On the whole the devotees were very normal people. By no means all were scholars or intellectuals. In fact, it not infrequently happened that some intellectual preoccupied with his theories would fail to perceive the living Truth and drift away, while some simple person would remain and worship and, by his sincerity, draw on himself the Grace of Bhagavan. Because self enquiry is called Jnana-marga, the Path of Knowledge, it is sometimes supposed that only intellectuals can follow it, but what is meant is understanding of the heart, not theoretical knowledge. Theoretical or doctrinal knowledge may be a help but it may equally well be a hindrance.

Sri Bhagavan wrote: “What avails the learning of those who do not seek to wipe out the letters of fate by asking, ‘Whence is the birth of us who know the letters?’ They have made themselves like a gramophone. What else are they, Oh Arunachala? It is the unlearned who are saved rather than those whose ego has not subsided despite their learning” (Supplementary Forty Verses, vv. 35-36). The words about wiping out the letters of fate refer to the Hindu conception of a man’s destiny being written upon his brow and mean the same, therefore, as transcending one’s karma. They are a further confirmation of what was said in Chapter Five, that the doctrine of destiny does not take away the possibility of effort, or indeed the necessity for it.

Learning was not condemned in itself, just as material wealth and psychic powers were not; only, with all three alike, the desire for them and preoccupation with them were condemned as blinding a man and distracting him from the true goal. As is stated about psychic powers in an ancient text already quoted, they are like ropes to tether a beast.
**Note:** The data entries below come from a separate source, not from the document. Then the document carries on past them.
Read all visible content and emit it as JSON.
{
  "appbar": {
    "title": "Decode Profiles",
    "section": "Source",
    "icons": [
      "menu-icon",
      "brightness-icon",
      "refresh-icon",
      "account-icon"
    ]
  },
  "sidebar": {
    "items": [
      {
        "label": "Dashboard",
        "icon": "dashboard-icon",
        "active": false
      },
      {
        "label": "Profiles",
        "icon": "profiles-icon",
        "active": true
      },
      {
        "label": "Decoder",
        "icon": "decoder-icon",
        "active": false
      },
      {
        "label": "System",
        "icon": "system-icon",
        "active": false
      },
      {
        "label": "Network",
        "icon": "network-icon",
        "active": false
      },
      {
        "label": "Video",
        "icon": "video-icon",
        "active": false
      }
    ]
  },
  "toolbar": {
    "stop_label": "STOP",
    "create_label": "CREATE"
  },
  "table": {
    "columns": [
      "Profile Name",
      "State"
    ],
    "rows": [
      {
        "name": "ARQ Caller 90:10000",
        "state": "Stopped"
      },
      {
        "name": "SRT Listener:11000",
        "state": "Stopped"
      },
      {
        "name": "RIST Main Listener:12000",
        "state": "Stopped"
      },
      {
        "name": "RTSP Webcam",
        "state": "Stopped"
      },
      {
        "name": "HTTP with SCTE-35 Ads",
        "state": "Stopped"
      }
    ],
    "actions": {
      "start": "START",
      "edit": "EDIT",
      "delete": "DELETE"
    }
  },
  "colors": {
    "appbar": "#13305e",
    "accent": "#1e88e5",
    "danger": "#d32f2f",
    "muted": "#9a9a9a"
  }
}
It was sincerity that was required, not brilliance; understanding, not theory; humility, not mental pride. Particularly when songs were sung in the hall one would see this, noticing the perfunctory interest Sri Bhagavan might show to some celebrity and the radiance of his Grace showered on one who sang with true devotion even if with little skill.

Naturally, Hindus were the most numerous among the devotees, but there were many others also. None did more to spread knowledge of Sri Bhagavan through the world than Paul Brunton with his book, A Search in Secret India.

Among the permanent residents in or around the Ashram in later years were Major Chadwick, large, military and benevolent, with a booming voice; Mrs. Taleyarkhan, a Parsi lady with an imperious nature and the air of a grande dame; S.S. Cohen from Iraq, quiet and unobtrusive; Dr. Hafiz Syed, a retired professor of Persian, with something of the old-world charm of a Muslim aristocrat. Visitors came for longer or shorter periods from America, France, Germany, Holland, Czechoslovakia, Poland, from many lands.

Viswanathan, a younger relative of Sri Bhagavan, came in 1923 as a nineteen-year-old youth and remained. It was not his first visit, but this time as soon as he entered the hall Sri Bhagavan asked him, “Have you taken leave of your parents?”

The question was a recognition that this time he had come to stay. He admitted that, like Sri Bhagavan himself, he had simply left a note, not saying where he was going. Sri Bhagavan made him write a letter, but in any case the youth’s father guessed where he had gone and came to talk it over. He had an open mind about it. He had heard glowing reports of the Swami but he had known him as a younger relative in the days when he was Venkataraman and naturally found it hard to conceive of him as Divine. Coming into the Presence, his body quivered with awe and he had fallen on his face before he knew it had happened.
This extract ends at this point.